Change Password
In this video, we are going to learn how to implement the feature of change password in django.
Resources:
Forms
In the forms.py file, at first import the PasswordChangeForm
from django.contrib.auth.forms import (PasswordChangeForm)
Now create a class named ChangePasswordForm that inherits this PasswordChangeForm
class ChangePasswordForm(PasswordChangeForm):
# Now, we have to add form-control to every field of this form
def __init__(self, *args, **kwargs):
super(ChangePasswordForm, self).__init__(*args, **kwargs)
for visible in self.visible_fields():
visible.field.widget.attrs["class"] = "form-control"
# After that create a meta class to link the user model with this form.
class Meta:
model = User
fields = "__all__"
In this way, we have written ChangePasswordForm that inheirts the functionality of this built PasswordChangeForm by django.
Views
In the views.py file, import this form.
from user.forms import ChangePasswordForm
Now, lets write a view name change_pasword.
[At first explain the get method and then post method]
def change_password(request):
# When the user sends the POST request.
if request.method == "POST":
# At first, we will instantiate the form.
form = ChangePasswordForm(request.user, request.POST)

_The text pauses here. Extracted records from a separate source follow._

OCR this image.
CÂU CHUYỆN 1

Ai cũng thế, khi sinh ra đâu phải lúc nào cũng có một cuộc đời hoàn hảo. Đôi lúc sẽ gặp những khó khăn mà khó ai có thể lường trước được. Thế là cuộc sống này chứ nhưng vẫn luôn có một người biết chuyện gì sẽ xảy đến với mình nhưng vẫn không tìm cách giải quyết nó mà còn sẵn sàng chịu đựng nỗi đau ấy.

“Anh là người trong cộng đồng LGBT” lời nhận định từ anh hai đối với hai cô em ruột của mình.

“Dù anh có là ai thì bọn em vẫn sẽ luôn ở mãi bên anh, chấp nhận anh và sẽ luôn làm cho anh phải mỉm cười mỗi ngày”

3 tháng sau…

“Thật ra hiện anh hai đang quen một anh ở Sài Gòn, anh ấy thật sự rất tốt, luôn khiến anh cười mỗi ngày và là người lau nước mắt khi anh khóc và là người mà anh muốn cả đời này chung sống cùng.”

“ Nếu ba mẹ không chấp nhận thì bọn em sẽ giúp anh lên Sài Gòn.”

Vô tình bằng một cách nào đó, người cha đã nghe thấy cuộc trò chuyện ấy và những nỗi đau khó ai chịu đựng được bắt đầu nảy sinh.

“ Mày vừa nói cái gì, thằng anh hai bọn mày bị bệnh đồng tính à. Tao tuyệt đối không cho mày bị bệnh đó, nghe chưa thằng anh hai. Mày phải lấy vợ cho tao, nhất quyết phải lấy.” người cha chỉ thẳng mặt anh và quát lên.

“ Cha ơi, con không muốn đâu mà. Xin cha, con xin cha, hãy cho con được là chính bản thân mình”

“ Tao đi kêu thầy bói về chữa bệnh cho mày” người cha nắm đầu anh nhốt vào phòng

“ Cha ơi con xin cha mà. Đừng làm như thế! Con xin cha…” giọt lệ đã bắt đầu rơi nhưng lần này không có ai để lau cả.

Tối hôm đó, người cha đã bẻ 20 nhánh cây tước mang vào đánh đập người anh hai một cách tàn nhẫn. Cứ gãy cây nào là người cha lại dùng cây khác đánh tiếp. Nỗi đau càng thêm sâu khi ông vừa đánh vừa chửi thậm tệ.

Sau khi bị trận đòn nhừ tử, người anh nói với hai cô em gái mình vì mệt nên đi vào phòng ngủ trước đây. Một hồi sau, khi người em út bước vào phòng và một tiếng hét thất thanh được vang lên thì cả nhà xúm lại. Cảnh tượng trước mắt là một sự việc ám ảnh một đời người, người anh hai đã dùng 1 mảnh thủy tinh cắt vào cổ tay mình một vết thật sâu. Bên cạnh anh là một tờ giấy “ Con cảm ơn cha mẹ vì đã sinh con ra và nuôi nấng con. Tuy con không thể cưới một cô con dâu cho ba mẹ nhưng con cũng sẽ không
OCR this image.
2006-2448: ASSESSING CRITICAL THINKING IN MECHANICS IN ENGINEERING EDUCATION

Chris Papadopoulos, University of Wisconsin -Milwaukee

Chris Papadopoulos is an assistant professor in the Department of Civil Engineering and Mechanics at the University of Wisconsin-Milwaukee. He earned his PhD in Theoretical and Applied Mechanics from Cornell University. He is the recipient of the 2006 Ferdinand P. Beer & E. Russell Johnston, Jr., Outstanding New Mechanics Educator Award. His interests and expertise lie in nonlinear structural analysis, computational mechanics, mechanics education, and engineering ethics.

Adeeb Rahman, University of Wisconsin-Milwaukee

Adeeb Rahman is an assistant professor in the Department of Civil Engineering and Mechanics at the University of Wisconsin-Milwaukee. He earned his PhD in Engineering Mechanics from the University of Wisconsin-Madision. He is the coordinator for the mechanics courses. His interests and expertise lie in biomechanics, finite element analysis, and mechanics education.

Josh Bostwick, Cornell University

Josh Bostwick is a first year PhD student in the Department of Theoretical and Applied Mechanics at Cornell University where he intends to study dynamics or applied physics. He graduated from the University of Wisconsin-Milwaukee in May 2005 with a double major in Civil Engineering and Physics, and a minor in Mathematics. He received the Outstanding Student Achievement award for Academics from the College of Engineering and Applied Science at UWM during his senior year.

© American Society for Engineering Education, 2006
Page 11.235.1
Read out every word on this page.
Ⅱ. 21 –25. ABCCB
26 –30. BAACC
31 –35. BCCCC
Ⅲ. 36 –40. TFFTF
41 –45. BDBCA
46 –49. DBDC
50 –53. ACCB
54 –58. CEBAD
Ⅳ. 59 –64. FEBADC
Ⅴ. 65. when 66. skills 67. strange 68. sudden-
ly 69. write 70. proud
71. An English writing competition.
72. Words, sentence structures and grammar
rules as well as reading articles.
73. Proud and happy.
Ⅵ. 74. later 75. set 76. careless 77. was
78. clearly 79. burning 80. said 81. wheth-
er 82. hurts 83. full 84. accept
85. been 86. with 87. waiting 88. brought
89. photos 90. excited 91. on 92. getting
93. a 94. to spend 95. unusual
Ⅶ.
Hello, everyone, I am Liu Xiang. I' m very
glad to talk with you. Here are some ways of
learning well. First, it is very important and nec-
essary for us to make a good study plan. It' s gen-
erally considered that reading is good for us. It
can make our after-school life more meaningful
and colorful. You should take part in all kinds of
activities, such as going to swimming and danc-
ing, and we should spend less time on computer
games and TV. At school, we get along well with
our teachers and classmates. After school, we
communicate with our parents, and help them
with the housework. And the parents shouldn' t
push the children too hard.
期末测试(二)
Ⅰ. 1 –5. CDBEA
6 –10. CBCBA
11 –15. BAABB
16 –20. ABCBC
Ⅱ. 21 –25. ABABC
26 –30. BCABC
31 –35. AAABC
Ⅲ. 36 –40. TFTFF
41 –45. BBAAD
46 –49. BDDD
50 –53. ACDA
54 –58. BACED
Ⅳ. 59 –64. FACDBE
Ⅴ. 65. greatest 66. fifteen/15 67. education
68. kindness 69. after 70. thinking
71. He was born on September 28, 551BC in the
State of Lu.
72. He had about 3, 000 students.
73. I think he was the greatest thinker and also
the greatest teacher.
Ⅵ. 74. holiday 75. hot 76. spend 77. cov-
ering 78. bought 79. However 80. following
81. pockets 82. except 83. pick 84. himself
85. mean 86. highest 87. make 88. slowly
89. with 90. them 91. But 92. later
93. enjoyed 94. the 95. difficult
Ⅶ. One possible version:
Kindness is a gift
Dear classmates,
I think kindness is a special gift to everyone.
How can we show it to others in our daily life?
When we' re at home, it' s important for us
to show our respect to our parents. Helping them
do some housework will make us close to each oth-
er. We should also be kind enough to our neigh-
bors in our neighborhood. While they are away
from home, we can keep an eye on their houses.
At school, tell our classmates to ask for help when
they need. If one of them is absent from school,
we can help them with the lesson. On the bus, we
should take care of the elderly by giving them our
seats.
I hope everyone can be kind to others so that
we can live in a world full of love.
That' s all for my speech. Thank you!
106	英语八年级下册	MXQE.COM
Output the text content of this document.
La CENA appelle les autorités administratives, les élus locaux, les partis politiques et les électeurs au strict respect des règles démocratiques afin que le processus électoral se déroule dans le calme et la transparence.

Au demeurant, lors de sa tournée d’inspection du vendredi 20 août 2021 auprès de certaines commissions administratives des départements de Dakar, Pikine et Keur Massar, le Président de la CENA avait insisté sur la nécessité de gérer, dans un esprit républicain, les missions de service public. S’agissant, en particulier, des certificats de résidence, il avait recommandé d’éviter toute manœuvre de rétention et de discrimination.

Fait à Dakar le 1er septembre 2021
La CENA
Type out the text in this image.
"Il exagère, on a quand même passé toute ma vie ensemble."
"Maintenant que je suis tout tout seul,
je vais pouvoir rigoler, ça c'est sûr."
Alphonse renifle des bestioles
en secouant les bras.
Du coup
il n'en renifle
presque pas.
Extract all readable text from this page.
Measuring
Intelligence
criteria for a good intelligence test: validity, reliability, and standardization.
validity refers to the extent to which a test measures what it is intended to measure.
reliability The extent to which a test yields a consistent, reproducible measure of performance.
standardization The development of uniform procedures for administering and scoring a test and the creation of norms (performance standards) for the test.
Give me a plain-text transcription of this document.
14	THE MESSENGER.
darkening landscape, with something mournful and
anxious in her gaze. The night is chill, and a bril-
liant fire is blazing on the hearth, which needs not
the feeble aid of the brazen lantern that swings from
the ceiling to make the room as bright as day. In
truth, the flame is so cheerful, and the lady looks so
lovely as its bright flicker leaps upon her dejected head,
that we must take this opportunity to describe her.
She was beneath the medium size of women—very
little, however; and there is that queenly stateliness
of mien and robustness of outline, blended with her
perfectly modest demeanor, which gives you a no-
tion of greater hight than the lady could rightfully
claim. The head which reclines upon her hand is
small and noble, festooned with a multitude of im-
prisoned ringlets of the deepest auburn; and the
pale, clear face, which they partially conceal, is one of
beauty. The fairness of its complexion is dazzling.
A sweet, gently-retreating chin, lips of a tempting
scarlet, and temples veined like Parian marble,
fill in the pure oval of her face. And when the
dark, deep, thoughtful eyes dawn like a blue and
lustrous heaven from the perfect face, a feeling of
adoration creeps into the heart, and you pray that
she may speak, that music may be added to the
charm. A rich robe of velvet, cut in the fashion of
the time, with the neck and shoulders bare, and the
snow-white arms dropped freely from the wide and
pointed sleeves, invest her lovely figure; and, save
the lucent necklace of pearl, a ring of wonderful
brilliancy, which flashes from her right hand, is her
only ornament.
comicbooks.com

# To change the password the user must be logged in
# and when the user is logged in we can get their information from request.user
# If the form is valid
if form.is_valid():
# We will save the form
form.save()
# After saving the form, we need to update the session auth information of that user in session table.
# For that, django provides a method named update_session_auth_hash.
# This method is used to securely update the session authentication hash after a user changes their password.
# It ensures that the user's session remains secure by invalidating the old session key and creating a new one with the updated password.
# This helps protect against unauthorized access and session hijacking.
update_session_auth_hash(request, form.user)
# After updating the session data, show the success message.
messages.success(request, "Password Changed Successfully")
# Then redirect the user to the index page.
return HttpResponseRedirect(reverse("index"))
# If the form was invalid, the user has entered wrong data
# In this case, we will show the error message.
messages.error(request, "Unable to change password! Please enter valid data")
# Then, we will render the change-password.html file
return render(request, "user/change-password.html", {"form": form})
# When the user sends the get request, we will shoe the ChangePasswordForm
# This form takes request.user.
# Using this request.user, we are passing the currently logged in user information to this form.
context = {"form": ChangePasswordForm(request.user)}
# After that render this form in the change-password.html file.
return render(request, "user/change-password.html", context)
from django.contrib.auth import (update_session_auth_hash)
In this way, we have learnt how to create a view for change password in django.
Templates
Now, we need to create a template for this view.
Create change-password.html file in the templates folder.
I have attached change-password.html file in the resources section. Download it and copy its content and paste it in this html file.
{% extends 'mysite/base.html' %}
{% block title %}
<title>Change Password</title>
{% endblock title %}
{% block content %}
<div class="card p-3">
<div class="card-body">
<h4>Fill the following details to change your password</h4>
{% include "components/form.html" with form_name="Change Password" %}
</div>
</div>
{% endblock content %}
Urls
Now, lets add a url path for this view.
path("change-password/", views.change_password, name="change-password"),
[Run the development server and see the changes.]